A study in New Zealand, Hill, Casswell, Maskill, Jones & Wyllie (1998) showed that although teenagers had good knowledge of what was healthy and what not, what they ate was determined by how desirable foods were. This is really significant to develop the strong eating habits at the earlier stage of the life; if this pattern of eating habits would be continued in mature life and hard to change at a later stage of the life (Hill, Casswell, Maskill, Jones & Wyllie, 1998; Kelder, Perry & Klepp, 1994; Sweeting et al, 1994). Numerous studies pointed out the fact that those who eat with the family have healthier dietary habits. Family meals become less frequent as children get older and the frequency of those meals differ for different ethnic groups and socio-economic status (Neumark & Sztainer, Hannan, Story, Croll & Perry, 2003). The influence of family eating patterns on dietary intake stays strong even after controlling for other variables such as television viewing and physical activity. Eating away from home also increases the consumption of soft drinks which is related to problems with weight (French, Lin et al, 2003).
The study confirms that it is a challenging task to research children. Marketers and researchers who wish to control the buying button "inside children's heads" should note that today's children are completely different from children of, say, ten years ago. Children are now technosavvy and more knowledgeable. They have increased access to information and have a greater knowledge and understanding of today's issues. They are truly the Internet generation, and get their news and information primarily from television. The recent trends have increase the interest of the marketers in child consumers. One of them is the discretionary income of children and their power to influence parent purchase. The other very significant development is the enormous increase in the number of available channels and thus created a growing media space just for children and children products. They understand the marketing and advertising campaigns presented to them. They are, however, rooted to home - their family is still their most important social group. The television advertisements open up many opportunities for parents to educate their children on matters relating to marketing and other consumer issues.
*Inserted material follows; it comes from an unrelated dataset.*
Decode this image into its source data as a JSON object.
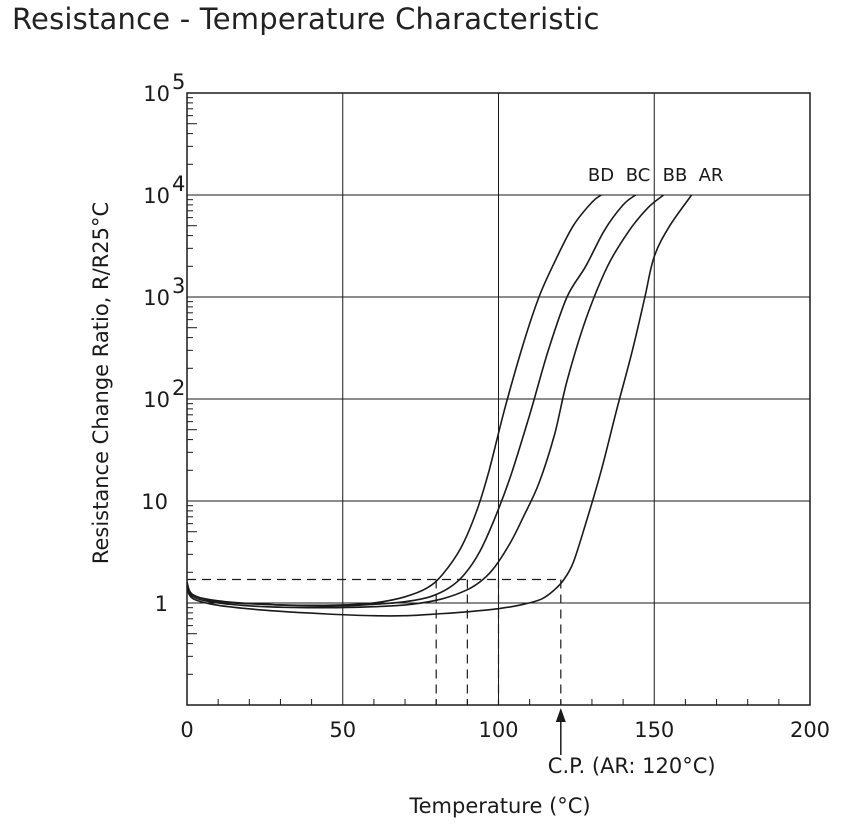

This study stresses the need for future empirical research on children's consumer behaviour to be conducted in the Indian context. For example, the role of salespeople in the retail environment and the school as socialisation agents could fruitfully be studied. The literature study revealed that not a single study has been conducted to date in India to investigate the role of retailers in educating young consumers. The positive assistance given by the secondary school sector in this research should be utilised by marketing and consumer science researchers in order to add new insights to the existing body of knowledge in this vibrant field. Understanding how children become socialised to function as consumers is important not only from a managerial or marketing perspective, but also from a societal, technological and cultural perspective where issues such as single-parent families, drug abuse and the Internet require the attention of researchers. Future research could also focus on gender-role orientation and cross-cultural marketing aspects regarding the consumer socialisation which influences the food buying behaviour of children.